I camion diretti ad Astrakhan, Orenburg, Novosibirsk e nelle regioni del Volga vengono fermati dallo stesso collo di bottiglia, e le dogane kazake rifiutano di far passare il carico senza un controllo approfondito, bloccando di fatto il confine. Il Kazakistan afferma che la chiusura è dovuta alle sanzioni secondarie, poiché negli ultimi due anni il calo del commercio ufficiale tra UE-Russia e USA-Russia è stato quasi compensato dall’aumento degli scambi tra Russia e Kazakistan.

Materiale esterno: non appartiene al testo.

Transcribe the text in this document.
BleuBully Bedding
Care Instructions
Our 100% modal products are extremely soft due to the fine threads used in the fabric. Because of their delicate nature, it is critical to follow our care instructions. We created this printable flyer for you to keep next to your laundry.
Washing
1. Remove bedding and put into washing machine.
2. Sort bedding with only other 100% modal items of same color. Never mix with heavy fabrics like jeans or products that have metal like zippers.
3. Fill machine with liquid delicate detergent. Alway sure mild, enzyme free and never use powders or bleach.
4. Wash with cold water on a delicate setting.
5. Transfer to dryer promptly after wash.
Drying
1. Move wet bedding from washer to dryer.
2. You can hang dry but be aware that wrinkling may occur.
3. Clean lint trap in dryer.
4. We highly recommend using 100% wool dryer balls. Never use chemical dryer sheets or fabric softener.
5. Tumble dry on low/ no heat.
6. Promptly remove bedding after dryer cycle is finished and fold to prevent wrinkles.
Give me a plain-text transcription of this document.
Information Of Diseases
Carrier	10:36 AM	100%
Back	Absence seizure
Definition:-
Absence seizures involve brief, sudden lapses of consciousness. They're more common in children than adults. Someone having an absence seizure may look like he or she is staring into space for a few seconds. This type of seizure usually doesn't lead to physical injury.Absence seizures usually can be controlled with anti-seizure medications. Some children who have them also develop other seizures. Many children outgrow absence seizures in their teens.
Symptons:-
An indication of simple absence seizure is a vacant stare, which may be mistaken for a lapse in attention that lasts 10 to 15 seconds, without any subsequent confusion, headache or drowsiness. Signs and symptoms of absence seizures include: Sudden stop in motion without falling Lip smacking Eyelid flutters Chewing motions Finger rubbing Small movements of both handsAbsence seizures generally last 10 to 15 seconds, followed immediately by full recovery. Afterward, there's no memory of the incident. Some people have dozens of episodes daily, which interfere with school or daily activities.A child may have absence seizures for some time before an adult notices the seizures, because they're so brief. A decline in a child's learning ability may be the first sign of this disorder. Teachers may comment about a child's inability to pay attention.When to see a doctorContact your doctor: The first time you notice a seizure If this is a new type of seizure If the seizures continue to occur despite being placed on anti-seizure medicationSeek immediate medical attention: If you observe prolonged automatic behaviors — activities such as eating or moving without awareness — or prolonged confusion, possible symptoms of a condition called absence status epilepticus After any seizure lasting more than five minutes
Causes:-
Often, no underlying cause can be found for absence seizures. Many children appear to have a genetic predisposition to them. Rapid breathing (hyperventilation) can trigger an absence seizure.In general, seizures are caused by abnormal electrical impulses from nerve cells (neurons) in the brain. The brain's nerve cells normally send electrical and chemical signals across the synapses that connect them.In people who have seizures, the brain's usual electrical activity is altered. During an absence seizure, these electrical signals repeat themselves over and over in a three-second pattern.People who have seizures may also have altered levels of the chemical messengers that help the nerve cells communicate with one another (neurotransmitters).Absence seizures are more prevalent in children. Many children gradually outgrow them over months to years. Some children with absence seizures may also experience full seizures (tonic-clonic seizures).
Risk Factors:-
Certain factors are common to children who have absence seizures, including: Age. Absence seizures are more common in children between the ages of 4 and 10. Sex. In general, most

Astana sa che i governi occidentali possono leggere questi dati e comprenderne il significato: il Kazakistan è diventato uno dei canali chiave della Russia per merci sanzionate, dai componenti elettronici agli articoli a duplice uso. Ora i segnali di allarme sono troppo evidenti per essere ignorati, poiché i funzionari kazaki insistono che le ispezioni riguardano meno dell’uno percento dei veicoli, ma menzionano esplicitamente merci a duplice uso e carichi proibiti. Il tempismo è importante, dato che il Ministero delle Finanze kazako sta aggiornando il sistema doganale con l’aiuto di Usaid, segnalando che Astana intende rispettare le sanzioni occidentali. In questo contesto, permettere il passaggio di migliaia di camion verso la Russia senza controlli non è più un rischio che il governo kazako è disposto a correre.

Per la Russia, le conseguenze sono gravi, poiché ogni ritardo spinge le fabbriche più vicino alle carenze, dato che il confine con il Kazakistan rappresenta una delle principali rotte per le merci cinesi, dai droni e componenti elettronici commerciali a macchinari e pezzi di ricambio. I magazzini sono quasi vuoti, i rivenditori non possono rifornirsi e i produttori dipendenti da componenti esteri devono ridurre la produzione. Persino i tentativi della Russia di dare la colpa ai propri funzionari doganali non riescono a nascondere la realtà più ampia: il Cremlino non controlla il flusso di merci verso la propria economia.

Mosca è stata costretta a emettere un decreto d’emergenza per semplificare le procedure per i camion kazaki e kirghizi, estendendo il loro tempo di permanenza in Russia e smaltendo manualmente l’arretrato. L’intervento ha temporaneamente ridotto i ritardi da due settimane a pochi giorni, ma non appena sono arrivati nuovi flussi di merci, le code sono ricomparse. I lavori di riparazione ai posti di confine kazaki, i picchi di domanda stagionali e le nuove restrizioni sulle importazioni di auto hanno aumentato il caos, ma nessuno di questi fattori spiega il collasso in modo chiaro quanto quello politico, con Astana che applica le sanzioni pur cercando di commerciare con la Russia a condizioni favorevoli.

Questa dinamica colpisce non solo la Russia, ma l’intera regione, poiché il Kirghizistan dipende quasi interamente dal transito attraverso il Kazakistan, e i suoi trasportatori sono fermi da più di un mese. Il progetto Southern Corridor, che collega il Kirghizistan ad Astrakhan attraverso Uzbekistan e Turkmenistan, è una risposta diretta a questa dipendenza, e gli analisti kazaki lo definiscono già una minaccia geopolitica. Ma per la Russia il problema è più urgente, poiché non può sostituire rapidamente o a buon mercato la rotta kazaka. Le alternative attraverso la Mongolia sono limitate, le rotte attraverso l’Estremo Oriente sono sovraccariche e i traghetti del Mar Caspio non soddisfano la domanda industriale. La chiusura quindi non è un semplice inconveniente, ma un collo di bottiglia strutturale dalle conseguenze nazionali che esercita una pressione critica sull’economia russa già sovraccarica.

Nel complesso, la chiusura del confine kazako espone una delle vulnerabilità più profonde della Russia: un’economia dipendente da un vicino che non può essere forzato, controllato o aggirato. Applicando sanzioni secondarie, il Kazakistan ha interrotto le catene di approvvigionamento su cui Mosca fa affidamento per mantenere operative le fabbriche civili e sostenere l’economia che alimenta la macchina bellica. I migliaia di camion bloccati non rappresentano solo un problema logistico, ma un monito che le basi economiche della Russia possono essere scosse da un partner un tempo considerato innocuo.